Her flaxen mane ripples from her strong chestnut neck as she gallops past. I feel the thunder of the pounding hooves before I actually turn my head to see her coming, then turn away again as the cloud of dust rises up to powder my face. She stops and I brush her sweaty coat, wrap my arms around her neck and hug her, then look at her big eyes before fading away.
Lys had horses for years. It was a part of our lives from the time she was 8 until her senior year of high school. Then she sold the horses. It was for the best -- she felt guilty when she didn't have the time to devote to them. We didn't have a place for horses where we live, so boarded them at a beautiful ranch, tucked in the hills, surrounded by Redwoods and Eucalyptus trees. They thrived in the pasture there. So when the people who owned one of our horses' pasturemates said they had fallen in love with Poppy and if we ever wanted to sell, they would like to buy, we decided it was in the horse's best interest. Then we found someone for Bambi.
So concerned was I about the impact this huge lifestyle change would have on Lys, that I never really mourned this loss myself. So now, here I am, dreaming of horses....

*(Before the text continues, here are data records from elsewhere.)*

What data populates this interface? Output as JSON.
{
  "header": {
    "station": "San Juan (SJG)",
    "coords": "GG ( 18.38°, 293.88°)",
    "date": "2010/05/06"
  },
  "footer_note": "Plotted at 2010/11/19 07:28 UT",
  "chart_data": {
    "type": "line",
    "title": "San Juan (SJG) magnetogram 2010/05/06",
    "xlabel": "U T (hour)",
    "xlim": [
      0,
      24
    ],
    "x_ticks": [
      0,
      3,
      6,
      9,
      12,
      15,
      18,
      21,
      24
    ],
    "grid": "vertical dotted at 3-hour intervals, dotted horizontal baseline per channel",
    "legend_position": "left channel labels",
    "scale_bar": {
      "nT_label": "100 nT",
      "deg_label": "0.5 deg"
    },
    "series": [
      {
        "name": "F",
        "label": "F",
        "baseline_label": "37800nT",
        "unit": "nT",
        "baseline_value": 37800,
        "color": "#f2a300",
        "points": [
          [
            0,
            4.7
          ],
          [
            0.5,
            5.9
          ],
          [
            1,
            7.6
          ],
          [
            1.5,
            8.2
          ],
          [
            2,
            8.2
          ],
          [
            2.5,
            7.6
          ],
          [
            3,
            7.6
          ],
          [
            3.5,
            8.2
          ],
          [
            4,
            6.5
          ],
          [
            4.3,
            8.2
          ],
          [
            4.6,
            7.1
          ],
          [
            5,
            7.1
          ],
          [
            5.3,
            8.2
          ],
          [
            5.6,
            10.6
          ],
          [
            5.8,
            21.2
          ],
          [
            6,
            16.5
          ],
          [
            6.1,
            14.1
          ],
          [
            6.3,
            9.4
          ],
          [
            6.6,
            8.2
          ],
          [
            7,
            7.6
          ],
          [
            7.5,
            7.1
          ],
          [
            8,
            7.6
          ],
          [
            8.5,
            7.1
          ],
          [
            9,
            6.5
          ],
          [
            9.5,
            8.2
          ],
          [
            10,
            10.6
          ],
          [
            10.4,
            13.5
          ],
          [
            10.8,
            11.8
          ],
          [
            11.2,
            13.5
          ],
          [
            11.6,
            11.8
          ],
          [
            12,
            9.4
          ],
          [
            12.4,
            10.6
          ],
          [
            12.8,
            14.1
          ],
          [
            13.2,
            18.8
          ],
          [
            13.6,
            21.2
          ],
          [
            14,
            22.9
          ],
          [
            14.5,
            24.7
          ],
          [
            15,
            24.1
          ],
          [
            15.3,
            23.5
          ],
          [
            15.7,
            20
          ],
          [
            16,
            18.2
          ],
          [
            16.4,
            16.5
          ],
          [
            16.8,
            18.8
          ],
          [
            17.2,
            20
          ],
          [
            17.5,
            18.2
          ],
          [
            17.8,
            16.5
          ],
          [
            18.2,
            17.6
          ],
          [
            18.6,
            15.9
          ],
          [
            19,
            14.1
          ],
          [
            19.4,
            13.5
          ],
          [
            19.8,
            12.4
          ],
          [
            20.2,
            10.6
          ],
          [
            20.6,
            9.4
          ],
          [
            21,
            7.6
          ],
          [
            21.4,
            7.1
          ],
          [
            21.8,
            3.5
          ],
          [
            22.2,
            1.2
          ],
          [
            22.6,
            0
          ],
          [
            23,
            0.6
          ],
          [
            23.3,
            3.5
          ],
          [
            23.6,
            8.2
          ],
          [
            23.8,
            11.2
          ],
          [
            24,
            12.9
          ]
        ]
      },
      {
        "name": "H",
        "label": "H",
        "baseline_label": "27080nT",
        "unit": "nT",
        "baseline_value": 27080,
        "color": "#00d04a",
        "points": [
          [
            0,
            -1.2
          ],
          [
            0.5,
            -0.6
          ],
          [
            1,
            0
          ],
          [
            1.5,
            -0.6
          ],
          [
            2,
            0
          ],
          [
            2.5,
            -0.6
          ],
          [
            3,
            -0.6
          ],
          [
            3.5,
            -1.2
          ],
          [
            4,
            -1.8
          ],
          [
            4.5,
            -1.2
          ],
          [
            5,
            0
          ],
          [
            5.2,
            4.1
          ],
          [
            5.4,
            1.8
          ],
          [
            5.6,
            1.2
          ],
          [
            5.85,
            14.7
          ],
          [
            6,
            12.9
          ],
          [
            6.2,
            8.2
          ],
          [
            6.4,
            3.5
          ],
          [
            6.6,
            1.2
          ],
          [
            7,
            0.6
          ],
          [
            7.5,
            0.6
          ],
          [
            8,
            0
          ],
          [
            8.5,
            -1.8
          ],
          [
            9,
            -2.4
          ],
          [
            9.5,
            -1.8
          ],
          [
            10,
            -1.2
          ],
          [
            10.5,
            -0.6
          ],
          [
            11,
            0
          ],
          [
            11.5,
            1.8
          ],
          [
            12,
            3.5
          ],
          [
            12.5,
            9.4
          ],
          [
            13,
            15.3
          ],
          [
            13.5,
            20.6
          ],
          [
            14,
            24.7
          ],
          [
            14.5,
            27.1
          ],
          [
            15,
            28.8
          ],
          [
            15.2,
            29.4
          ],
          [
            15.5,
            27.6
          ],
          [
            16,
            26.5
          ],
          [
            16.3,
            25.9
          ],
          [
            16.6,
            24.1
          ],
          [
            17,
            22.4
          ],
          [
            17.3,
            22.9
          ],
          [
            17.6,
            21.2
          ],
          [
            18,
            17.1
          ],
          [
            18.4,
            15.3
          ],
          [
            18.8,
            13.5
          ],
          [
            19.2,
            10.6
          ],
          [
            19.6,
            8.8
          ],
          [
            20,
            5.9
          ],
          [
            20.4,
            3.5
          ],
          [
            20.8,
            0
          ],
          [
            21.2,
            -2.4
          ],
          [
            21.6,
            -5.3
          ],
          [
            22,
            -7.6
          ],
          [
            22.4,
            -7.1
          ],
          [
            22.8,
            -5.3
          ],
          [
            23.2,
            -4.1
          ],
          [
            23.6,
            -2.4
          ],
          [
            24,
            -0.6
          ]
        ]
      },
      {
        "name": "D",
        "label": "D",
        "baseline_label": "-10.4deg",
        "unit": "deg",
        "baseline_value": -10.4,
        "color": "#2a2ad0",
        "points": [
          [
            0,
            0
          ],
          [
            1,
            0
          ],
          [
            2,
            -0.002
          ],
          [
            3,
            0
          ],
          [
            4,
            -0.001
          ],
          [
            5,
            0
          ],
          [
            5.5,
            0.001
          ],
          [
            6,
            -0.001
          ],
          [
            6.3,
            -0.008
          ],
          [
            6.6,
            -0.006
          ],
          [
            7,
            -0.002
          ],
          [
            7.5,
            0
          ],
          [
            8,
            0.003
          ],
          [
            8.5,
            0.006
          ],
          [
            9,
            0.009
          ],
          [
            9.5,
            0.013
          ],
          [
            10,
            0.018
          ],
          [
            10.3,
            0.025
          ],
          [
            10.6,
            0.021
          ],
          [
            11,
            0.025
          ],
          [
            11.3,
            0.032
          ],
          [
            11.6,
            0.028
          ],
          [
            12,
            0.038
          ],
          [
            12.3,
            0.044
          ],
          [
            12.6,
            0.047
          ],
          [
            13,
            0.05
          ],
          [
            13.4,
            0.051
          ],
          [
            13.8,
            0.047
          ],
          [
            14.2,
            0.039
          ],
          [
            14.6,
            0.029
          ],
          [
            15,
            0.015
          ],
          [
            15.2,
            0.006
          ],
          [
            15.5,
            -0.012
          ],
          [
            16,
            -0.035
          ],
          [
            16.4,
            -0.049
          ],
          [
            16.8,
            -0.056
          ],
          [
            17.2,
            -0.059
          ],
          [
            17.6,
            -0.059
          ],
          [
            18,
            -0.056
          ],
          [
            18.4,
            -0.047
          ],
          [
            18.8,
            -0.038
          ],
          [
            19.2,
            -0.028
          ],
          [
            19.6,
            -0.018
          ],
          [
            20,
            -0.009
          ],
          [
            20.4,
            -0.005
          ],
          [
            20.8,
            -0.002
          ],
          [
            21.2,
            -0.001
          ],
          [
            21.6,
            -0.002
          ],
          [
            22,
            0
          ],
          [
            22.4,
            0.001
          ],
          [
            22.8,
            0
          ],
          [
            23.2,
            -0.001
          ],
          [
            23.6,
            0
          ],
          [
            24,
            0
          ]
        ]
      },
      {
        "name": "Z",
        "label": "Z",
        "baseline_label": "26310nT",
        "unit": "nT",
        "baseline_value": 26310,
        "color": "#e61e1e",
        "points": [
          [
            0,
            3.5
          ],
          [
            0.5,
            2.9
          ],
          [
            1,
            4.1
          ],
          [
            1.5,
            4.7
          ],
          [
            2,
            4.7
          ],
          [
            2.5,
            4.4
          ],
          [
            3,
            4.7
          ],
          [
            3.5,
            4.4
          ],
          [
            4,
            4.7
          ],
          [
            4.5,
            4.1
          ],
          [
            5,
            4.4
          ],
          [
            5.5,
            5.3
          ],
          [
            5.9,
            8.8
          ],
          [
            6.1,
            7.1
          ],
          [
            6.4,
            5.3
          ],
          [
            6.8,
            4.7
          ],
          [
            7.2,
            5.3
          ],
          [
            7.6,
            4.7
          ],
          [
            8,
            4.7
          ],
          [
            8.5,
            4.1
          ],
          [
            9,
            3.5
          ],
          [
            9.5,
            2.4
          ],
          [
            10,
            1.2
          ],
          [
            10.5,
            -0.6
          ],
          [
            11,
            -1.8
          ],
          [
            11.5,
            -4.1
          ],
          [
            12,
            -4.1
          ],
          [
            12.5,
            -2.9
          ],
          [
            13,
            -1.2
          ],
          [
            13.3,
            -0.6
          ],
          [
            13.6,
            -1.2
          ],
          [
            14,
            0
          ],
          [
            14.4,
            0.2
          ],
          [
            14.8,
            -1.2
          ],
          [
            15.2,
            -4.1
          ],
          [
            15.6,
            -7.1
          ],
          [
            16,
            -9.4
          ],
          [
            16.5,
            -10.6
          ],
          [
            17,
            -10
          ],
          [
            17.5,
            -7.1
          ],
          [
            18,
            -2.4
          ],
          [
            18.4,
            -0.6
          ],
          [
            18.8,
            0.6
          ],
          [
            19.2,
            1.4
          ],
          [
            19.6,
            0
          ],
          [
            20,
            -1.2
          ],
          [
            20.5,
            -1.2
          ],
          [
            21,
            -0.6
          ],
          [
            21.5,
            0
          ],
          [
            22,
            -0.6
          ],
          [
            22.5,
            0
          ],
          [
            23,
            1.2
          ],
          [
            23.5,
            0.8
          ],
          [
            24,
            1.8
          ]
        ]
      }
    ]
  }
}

So many days sitting on the fence, watching Lys working in the arena with the mares, or stepping over pebbles as we climbed into the hills, listening to the birds chirp, feeling the sun on our backs. There were hot days when we would bathe the horses, feeling the spray of the water, wiping the horses down to a sleek shine. And there were foggy, cold nights when we would make a special trip over, just to put the blankets on the horses, because that's what you do when you love something. I remember that earthy smell as I mucked out stalls, leaning on the rake from time to time to savor those days shared with my daughter, animals, nature.
A couple days ago we took one of her saddles over to a tack shop to try to sell it on consignment. It had been sitting in the garage, along with boxes full of remnants of her riding days. I suppose watching her rub the leather cleaner in, then loading it into the trunk, brought back the memories of a time we shared, an era gone.
So I dreamed of horses last night... and I cried.